Но только мы в выходные отгуляли диплом, как в понедельник утром за мной пришли…
Итак, меня призвали в армию. Но кажется, забрали. Думаю, за стихи. Пришли утром ко мне домой двое в штатском и один милиционер, увезли в военкомат, на моих глазах уничтожили паспорт, заставили подписать подписку о невыезде. А через два дня меня уже везли в штаб полка в Алабино. Я ждал, что меня распределят в кавалерийский полк при «Мосфильме», потому что все вгиковцы уходили туда. Этот полк всегда участвовал в военных съемках. А меня без учебки сразу отправили в Таманскую мотострелковую дивизию пулеметчиком, в четвертую роту.
Командиром роты был Толя со звучной фамилией Кутузов. Ему было 23 года. То есть в роте я был старше своих офицеров. Но дедовщины не было. Меня очень уважали. Большинство служивших ребят были из деревень, а там детей всегда учили почитать старших. Так как старший был, то ко мне и солдаты, и офицеры относились с глубочайшим уважением. Дядя Ус – такая кличка у меня была в армии, потому что я с усами пришел и носил их на протяжении всей службы.
Армию я вспоминаю всегда с добрым чувством. Хоть меня призвали незаконно, но сам я из семьи военных. Меня воспитали в понимании, что армия – это долг. Я не сопротивлялся. И не жалею. Надо было отслужить, и я отслужил. Я всегда помнил слова моего деда: «Служить надо Отечеству, а не властям!»
В роте я был пулеметчиком и, надо сказать, неплохо стрелял, особенно по ночным мишеням – это такая мишень с мигающим индикатором: лампочка на ней мигает и гаснет. Вот один раз она помигала – я жду, второй раз начинает мигать – я ее – «бах!» – и убивал.
Полк у нас был парадно-показной. К нам часто приезжали зарубежные делегации из стран, с которыми наше Министерство обороны сотрудничало – из Ливии, с Кубы, из других стран, – и мы для них устраивали тактические учения, боевые стрельбы и прочее. Поэтому муштра была страшная. Каждый день – четыре часа строевой подготовки. Мне было тяжело физически, потому что я был старше. Кроме того, еще в школе у меня было травмировано левое легкое, после того случая, когда рецидивист воткнул мне в грудь заточку (меня забирали в армию – здоровьем моим не интересовались). Одно дело, когда ты просто на плацу маршируешь, отрабатываешь шаг, но и это сложно: ногу нужно было поднимать на семьдесят сантиметров (прапорщик ходил с рулеткой и мерил), если ниже – на губу. Еще сложнее было, когда маршировали в полной амуниции с пулеметом. Пулемет весил тринадцать килограммов, рюкзак – двадцать килограммов, и также нужно было тянуть ногу или бежать шесть километров до полигона.

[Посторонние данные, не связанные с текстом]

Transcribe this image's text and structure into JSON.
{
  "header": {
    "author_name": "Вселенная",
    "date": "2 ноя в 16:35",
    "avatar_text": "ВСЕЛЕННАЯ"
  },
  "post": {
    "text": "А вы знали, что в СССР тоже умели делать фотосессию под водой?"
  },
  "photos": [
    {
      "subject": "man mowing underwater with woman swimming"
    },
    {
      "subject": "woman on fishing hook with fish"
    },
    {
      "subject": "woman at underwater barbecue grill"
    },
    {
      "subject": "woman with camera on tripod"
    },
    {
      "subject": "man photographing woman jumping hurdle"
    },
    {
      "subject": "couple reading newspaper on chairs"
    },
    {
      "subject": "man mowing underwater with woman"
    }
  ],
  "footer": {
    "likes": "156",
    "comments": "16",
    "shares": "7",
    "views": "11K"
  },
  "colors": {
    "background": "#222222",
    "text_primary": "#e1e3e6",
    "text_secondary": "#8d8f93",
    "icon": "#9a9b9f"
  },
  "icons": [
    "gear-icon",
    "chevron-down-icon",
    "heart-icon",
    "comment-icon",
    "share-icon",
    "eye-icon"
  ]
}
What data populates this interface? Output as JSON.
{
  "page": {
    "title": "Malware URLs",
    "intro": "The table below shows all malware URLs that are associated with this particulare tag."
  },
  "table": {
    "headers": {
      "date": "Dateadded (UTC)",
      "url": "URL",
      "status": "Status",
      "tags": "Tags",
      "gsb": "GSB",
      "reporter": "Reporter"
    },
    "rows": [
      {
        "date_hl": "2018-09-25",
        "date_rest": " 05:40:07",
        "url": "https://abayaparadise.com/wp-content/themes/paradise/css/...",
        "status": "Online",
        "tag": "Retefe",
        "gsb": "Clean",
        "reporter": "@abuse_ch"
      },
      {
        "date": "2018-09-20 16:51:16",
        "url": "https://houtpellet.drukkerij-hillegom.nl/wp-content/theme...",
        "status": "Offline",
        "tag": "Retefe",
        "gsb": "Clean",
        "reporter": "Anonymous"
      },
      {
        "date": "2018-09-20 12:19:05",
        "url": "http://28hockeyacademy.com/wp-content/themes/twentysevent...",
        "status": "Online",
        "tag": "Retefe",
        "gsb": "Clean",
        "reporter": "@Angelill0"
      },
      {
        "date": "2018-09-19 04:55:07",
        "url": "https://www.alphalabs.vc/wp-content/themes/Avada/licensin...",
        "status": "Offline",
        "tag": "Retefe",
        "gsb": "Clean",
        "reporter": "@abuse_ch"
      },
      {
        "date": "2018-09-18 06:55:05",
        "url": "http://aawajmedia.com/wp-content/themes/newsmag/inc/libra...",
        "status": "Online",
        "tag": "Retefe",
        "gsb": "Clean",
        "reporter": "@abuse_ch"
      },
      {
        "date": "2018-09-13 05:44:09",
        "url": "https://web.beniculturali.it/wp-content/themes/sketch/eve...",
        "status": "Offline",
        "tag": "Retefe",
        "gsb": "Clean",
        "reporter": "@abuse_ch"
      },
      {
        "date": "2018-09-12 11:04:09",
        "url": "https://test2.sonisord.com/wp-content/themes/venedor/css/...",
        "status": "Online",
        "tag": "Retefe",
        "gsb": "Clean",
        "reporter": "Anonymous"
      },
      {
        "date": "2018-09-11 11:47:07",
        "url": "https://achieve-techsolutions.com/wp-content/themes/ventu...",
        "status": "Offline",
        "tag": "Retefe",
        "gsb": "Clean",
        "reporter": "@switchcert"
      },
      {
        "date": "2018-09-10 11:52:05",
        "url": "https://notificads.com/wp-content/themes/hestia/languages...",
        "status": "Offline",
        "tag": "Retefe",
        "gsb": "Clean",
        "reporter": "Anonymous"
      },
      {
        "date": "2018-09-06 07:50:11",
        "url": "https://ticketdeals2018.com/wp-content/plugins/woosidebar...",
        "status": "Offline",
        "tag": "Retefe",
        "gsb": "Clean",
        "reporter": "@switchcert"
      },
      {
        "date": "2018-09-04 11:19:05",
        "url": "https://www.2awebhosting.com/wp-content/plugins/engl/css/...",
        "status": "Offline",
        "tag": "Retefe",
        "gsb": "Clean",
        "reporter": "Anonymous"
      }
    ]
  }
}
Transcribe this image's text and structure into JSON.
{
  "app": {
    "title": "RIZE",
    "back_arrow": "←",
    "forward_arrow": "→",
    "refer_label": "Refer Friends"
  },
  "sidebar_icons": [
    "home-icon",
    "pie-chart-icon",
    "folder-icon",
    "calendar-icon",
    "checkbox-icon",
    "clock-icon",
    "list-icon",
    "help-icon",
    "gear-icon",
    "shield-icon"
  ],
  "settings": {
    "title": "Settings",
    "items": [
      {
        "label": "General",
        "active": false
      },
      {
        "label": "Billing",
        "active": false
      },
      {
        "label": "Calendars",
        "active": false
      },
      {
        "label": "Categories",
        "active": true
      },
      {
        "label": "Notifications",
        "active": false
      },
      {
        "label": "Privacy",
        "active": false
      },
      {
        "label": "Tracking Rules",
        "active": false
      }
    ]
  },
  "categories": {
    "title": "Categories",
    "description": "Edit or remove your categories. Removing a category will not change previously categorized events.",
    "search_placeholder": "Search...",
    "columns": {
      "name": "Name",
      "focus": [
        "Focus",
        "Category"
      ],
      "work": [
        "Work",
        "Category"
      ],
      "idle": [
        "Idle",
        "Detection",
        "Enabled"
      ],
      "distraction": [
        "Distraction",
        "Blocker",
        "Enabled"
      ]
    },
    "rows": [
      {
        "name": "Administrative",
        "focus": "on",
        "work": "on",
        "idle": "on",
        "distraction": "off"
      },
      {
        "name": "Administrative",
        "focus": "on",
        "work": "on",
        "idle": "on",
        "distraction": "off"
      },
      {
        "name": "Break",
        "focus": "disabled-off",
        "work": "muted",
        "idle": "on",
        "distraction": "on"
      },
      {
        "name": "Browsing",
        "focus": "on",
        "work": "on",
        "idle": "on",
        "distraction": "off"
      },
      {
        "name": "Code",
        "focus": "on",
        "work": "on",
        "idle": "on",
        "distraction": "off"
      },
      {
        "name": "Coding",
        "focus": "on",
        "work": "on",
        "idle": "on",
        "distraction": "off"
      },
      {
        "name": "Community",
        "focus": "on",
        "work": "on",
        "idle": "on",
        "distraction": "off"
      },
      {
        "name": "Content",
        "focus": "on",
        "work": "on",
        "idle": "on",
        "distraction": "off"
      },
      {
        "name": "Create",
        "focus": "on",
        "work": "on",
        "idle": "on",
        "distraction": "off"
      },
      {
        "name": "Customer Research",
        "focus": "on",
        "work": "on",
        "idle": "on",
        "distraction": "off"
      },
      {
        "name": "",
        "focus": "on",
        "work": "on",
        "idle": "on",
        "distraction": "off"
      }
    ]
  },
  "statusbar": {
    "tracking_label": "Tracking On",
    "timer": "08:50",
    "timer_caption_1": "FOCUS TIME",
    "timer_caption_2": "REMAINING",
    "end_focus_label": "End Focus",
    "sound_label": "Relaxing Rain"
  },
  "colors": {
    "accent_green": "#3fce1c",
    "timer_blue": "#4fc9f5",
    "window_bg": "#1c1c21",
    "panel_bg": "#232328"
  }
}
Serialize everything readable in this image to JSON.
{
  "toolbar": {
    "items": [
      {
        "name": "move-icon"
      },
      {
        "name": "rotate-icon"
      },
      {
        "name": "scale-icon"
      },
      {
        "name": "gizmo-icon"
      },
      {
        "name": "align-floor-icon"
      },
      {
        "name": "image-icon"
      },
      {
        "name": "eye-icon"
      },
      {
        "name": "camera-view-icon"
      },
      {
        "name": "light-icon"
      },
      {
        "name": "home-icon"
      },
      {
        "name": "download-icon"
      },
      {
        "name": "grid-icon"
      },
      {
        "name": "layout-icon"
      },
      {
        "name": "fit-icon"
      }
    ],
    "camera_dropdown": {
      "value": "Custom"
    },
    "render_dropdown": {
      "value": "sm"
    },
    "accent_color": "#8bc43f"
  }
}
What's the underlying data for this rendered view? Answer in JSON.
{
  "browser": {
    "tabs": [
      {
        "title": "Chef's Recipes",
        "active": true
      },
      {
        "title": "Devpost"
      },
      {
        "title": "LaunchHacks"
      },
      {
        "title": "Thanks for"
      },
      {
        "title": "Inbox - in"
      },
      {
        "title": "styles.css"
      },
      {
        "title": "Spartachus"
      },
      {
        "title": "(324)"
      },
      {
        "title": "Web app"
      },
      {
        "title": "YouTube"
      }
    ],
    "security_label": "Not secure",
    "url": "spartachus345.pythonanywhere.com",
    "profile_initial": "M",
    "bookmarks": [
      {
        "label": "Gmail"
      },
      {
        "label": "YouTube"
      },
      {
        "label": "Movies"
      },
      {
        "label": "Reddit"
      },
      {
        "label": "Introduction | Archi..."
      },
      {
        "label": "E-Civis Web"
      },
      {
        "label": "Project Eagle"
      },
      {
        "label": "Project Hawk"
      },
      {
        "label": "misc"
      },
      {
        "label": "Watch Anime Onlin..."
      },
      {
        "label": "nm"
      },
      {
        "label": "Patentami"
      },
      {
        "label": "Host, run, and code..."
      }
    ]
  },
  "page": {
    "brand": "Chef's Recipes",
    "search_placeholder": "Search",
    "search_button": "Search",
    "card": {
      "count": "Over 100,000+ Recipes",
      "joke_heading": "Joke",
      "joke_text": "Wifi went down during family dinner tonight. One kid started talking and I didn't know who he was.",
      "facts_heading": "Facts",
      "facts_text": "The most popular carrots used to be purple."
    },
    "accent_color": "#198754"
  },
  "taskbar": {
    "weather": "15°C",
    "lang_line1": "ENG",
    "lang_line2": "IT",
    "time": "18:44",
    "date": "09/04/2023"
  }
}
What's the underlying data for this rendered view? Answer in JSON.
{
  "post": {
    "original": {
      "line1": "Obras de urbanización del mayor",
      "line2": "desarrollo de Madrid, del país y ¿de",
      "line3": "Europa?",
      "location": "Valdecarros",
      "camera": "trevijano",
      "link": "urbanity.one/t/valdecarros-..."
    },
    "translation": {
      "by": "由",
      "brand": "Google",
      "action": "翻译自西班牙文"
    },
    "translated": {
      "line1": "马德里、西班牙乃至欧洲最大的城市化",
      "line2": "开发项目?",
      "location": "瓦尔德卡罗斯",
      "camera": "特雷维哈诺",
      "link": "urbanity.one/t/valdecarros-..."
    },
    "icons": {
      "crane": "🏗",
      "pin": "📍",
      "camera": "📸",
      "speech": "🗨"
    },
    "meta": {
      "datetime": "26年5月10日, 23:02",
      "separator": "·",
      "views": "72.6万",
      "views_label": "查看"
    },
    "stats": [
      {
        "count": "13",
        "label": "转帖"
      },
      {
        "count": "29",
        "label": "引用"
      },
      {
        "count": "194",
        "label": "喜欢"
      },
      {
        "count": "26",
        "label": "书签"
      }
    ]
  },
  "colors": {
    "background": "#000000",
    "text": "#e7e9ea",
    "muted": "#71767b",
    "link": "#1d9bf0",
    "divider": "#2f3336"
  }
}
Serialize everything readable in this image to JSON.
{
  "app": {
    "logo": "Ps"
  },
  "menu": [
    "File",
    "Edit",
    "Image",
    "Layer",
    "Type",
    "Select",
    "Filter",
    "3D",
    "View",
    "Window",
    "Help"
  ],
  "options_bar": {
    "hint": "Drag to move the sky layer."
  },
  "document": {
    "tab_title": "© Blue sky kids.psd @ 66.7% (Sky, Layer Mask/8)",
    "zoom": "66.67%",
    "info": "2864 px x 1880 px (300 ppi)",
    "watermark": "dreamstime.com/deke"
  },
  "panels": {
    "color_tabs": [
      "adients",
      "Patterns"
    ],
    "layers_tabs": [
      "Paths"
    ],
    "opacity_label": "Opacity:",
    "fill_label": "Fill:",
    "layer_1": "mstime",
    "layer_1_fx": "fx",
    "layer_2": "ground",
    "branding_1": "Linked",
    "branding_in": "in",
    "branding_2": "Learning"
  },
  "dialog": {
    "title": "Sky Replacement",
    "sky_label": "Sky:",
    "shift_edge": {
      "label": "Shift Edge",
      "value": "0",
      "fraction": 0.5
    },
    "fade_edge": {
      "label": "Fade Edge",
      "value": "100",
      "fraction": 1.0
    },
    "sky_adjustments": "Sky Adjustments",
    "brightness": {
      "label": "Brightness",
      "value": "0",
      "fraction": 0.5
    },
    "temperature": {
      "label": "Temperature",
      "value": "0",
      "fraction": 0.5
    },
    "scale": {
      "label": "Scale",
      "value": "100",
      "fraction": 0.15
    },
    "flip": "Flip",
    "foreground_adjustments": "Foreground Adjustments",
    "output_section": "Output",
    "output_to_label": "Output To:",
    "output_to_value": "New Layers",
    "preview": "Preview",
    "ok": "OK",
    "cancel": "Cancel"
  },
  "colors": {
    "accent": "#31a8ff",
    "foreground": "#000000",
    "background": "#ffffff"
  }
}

В самых трудных ситуациях меня всегда выручало чувство юмора. Вот и в армии я часто хохмил.
Когда я только пришел в роту, мне выдали галифе образца 1950-х годов, широченные. И мне было обидно, что у всех нормальные галифе, а у меня такие. А в воинскую фуражку вставлялась металлическая дужка. Вот я в каптерке, когда прапорщик отвернулся, вытащил из фуражек эти дужки и вставил в галифе. Нас построили. Прапорщик идет и смотрит. От меня – метр слева, метр справа – стоят солдаты, потому что в обе стороны от моих ног торчали два «крыла».
Прапорщик:
– Это что такое?
Я отвечаю:
– Галифе, получил в каптерке.
Рота смеется. За такую смелость наказывали. Меня отправили на кухню драить полы, мыть посуду, чистить картошку.
Прапорщик у нас был негодяем. В его обязанности входило проверять посылки, которые приходили его солдатам. Он посылку открывал, а там, например, варенье: мама сынку отправила. Он отбирал и своему сыну отдавал. Если что вкусненькое, он и сам рад был полакомиться. Так вот в нашем буфете я купил сто граммов ирисок, в туалете из хозяйственного мыла нарезал такие же квадратики и завернул их в обертку от ириски. В левый карман положил это завернутое мыло, а в правый – ириски. Стоим в строю на утренней поверке. Я жую ириски.